Elle n'est pas vraie, et sur ce point la démonstration est
facile. Cambronne, après s'être battu comme un lion,
après avoir refusé de se rendre, criblé de
coups et de blessures, renversé par un éclat d'obus
à la tête, sans voix et presque sans vie, était
tombé aux mains des Anglais. Rappelé à l'existence
et bientôt rendu à sa patrie, il a survécu près
de vingt-huit ans à la journée du 18 juin 1815 ; il
est mort à Nantes le 29 janvier 1842. Aussi simple dans la
vie privée qu'héroïque sur le champ de bataille,
il était facilement abordable et nous l'avons tous connu.

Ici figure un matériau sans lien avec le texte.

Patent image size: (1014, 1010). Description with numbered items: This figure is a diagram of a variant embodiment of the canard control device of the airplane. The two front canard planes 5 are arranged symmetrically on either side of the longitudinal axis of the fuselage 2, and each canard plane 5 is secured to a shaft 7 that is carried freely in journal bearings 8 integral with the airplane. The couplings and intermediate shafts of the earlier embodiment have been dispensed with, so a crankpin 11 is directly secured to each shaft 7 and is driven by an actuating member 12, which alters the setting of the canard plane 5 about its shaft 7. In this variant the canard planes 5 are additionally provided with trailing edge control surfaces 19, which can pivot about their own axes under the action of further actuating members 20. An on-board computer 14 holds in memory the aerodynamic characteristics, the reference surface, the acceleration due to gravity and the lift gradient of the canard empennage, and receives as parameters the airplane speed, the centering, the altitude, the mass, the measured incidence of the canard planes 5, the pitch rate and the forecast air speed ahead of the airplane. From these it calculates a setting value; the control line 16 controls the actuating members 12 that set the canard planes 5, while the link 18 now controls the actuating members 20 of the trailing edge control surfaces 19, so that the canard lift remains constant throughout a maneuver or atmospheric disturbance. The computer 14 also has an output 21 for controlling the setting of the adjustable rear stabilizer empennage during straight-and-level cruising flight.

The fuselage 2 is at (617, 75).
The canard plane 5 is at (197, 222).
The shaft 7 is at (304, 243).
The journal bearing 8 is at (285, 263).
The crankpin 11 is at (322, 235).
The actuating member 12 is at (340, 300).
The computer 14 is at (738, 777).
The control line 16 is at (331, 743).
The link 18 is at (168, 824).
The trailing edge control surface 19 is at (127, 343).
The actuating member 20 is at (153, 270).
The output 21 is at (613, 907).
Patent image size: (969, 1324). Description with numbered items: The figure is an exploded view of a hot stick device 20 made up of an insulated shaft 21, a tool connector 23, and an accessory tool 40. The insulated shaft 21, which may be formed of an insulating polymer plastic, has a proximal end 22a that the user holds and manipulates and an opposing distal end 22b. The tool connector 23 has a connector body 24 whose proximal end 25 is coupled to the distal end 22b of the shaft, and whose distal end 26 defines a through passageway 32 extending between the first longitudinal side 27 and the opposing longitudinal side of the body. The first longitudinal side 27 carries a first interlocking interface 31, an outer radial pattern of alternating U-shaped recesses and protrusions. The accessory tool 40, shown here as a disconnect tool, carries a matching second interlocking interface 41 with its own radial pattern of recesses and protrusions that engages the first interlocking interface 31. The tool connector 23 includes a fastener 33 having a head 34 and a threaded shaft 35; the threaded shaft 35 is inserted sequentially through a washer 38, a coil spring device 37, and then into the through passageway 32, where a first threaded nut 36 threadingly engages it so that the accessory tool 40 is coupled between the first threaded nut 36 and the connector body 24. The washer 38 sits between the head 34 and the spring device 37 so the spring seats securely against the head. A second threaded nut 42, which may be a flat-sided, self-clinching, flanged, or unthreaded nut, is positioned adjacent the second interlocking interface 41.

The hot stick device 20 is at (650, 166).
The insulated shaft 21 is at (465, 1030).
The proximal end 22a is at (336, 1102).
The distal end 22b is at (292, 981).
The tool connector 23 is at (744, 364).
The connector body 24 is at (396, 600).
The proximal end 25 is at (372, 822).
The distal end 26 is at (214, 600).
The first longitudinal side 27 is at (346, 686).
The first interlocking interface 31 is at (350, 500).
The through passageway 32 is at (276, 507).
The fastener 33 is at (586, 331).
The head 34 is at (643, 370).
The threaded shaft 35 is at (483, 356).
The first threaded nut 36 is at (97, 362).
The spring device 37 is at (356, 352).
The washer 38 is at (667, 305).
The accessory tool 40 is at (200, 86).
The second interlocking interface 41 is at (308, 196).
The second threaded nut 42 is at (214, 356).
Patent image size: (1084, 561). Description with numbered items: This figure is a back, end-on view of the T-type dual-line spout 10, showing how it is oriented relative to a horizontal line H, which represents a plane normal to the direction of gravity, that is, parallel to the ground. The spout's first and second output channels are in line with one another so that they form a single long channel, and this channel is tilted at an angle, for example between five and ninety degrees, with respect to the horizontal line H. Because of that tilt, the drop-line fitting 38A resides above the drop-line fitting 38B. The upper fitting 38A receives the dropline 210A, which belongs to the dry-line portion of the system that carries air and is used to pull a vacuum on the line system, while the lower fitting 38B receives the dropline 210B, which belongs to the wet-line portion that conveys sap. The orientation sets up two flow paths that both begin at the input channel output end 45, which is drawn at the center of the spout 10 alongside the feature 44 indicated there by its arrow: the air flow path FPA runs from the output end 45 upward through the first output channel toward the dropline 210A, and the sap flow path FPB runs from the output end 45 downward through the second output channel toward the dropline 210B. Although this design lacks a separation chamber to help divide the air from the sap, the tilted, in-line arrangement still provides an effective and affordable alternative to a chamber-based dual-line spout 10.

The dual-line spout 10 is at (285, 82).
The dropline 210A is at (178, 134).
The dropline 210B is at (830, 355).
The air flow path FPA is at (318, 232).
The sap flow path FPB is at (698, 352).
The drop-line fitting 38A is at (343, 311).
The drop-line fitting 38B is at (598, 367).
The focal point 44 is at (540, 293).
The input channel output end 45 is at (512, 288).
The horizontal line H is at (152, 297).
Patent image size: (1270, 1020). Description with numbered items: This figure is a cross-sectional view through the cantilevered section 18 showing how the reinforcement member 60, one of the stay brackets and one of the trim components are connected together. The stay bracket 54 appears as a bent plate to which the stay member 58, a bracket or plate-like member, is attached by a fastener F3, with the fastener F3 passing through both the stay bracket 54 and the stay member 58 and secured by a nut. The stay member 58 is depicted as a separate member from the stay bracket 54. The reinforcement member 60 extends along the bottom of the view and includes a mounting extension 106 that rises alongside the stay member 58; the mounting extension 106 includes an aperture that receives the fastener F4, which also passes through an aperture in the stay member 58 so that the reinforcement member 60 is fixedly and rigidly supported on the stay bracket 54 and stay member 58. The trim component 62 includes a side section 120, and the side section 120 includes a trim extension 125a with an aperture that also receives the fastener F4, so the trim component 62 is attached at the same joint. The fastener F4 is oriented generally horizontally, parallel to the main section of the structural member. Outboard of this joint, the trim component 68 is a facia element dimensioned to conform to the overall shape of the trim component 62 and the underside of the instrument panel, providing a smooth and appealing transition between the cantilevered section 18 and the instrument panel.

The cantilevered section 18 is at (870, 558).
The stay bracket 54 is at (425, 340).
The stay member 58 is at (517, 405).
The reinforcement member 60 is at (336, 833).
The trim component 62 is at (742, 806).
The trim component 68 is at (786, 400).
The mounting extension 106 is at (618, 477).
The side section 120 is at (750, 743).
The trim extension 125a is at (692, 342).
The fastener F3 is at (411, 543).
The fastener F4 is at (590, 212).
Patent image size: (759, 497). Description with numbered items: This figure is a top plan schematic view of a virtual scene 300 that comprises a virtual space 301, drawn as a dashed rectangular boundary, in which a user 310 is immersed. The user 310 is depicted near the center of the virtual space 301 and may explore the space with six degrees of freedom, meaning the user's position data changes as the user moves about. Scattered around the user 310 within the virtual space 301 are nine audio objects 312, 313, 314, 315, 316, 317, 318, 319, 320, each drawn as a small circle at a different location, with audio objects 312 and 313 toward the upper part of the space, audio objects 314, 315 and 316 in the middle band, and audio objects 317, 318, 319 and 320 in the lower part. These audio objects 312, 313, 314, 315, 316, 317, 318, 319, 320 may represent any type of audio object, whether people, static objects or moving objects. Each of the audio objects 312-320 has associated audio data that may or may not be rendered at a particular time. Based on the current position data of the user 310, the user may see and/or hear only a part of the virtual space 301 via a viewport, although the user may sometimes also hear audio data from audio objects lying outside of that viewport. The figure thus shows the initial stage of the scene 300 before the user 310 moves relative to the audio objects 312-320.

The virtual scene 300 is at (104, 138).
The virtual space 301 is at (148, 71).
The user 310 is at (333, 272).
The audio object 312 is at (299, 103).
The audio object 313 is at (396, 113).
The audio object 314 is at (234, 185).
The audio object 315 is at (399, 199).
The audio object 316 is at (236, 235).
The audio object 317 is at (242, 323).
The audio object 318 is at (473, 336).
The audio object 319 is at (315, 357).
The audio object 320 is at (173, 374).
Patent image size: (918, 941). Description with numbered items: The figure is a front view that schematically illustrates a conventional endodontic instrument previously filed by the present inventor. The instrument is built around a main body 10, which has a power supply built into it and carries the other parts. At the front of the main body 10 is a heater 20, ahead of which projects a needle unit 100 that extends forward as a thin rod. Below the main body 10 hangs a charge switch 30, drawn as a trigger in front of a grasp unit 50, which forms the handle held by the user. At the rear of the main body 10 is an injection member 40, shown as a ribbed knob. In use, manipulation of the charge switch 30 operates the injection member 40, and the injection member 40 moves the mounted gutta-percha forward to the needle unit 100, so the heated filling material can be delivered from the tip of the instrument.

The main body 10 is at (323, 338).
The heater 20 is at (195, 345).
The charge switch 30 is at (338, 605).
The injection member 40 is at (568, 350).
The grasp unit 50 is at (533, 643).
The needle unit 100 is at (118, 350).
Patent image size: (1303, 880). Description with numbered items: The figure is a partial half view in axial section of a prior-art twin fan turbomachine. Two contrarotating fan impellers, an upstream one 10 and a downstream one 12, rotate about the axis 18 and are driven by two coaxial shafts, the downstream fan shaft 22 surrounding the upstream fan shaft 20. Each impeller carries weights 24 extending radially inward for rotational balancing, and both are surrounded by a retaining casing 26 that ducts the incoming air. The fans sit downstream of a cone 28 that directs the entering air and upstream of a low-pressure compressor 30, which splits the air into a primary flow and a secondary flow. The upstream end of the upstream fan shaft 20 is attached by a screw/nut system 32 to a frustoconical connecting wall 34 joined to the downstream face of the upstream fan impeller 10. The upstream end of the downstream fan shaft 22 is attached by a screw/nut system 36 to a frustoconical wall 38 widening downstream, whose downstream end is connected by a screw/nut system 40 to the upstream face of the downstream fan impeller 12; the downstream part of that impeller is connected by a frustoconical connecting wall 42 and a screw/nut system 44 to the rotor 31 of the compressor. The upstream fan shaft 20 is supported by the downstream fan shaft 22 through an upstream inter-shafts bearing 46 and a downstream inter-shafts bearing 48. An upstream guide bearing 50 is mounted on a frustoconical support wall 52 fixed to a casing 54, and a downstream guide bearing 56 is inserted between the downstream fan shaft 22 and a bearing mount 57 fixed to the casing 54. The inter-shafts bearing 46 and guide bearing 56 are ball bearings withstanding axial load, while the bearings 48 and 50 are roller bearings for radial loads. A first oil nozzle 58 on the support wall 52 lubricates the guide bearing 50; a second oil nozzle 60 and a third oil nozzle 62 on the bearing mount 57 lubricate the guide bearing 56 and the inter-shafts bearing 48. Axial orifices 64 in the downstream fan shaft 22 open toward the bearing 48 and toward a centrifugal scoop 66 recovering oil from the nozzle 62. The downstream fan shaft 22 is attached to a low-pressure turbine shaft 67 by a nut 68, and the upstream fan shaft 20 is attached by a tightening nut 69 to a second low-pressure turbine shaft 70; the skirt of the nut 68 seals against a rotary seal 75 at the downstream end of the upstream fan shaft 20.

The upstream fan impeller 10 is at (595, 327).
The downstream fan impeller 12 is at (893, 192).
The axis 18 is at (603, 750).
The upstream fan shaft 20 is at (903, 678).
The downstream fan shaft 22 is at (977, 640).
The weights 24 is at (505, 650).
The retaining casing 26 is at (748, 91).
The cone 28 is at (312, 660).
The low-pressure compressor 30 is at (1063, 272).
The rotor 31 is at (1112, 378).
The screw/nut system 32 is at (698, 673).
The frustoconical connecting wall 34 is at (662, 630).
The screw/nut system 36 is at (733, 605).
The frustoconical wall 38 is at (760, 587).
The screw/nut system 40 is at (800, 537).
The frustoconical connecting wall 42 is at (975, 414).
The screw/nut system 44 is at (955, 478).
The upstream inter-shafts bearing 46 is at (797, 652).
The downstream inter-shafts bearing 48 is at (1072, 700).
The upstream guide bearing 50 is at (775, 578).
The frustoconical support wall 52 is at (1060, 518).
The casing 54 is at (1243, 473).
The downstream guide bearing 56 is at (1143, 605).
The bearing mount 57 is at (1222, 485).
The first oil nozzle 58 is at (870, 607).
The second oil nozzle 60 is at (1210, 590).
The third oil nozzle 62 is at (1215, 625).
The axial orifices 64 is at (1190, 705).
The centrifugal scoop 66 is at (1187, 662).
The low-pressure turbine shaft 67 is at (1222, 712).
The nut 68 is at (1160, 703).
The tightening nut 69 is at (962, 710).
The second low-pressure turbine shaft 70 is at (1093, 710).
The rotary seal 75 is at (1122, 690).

Homme de tête et de cœur, ce n'était rien moins qu'un
bel esprit et les phrases académiques dans le goût
de celle : "La garde meurt et ne se rend pas",
n'étaient point du tout son fait. Quoique poli et bien élevé,
il ne laissait pas que d'avoir l'expression vive et de parler quelquefois
avec la franchise d'un soldat qui sait mal farder la vérité.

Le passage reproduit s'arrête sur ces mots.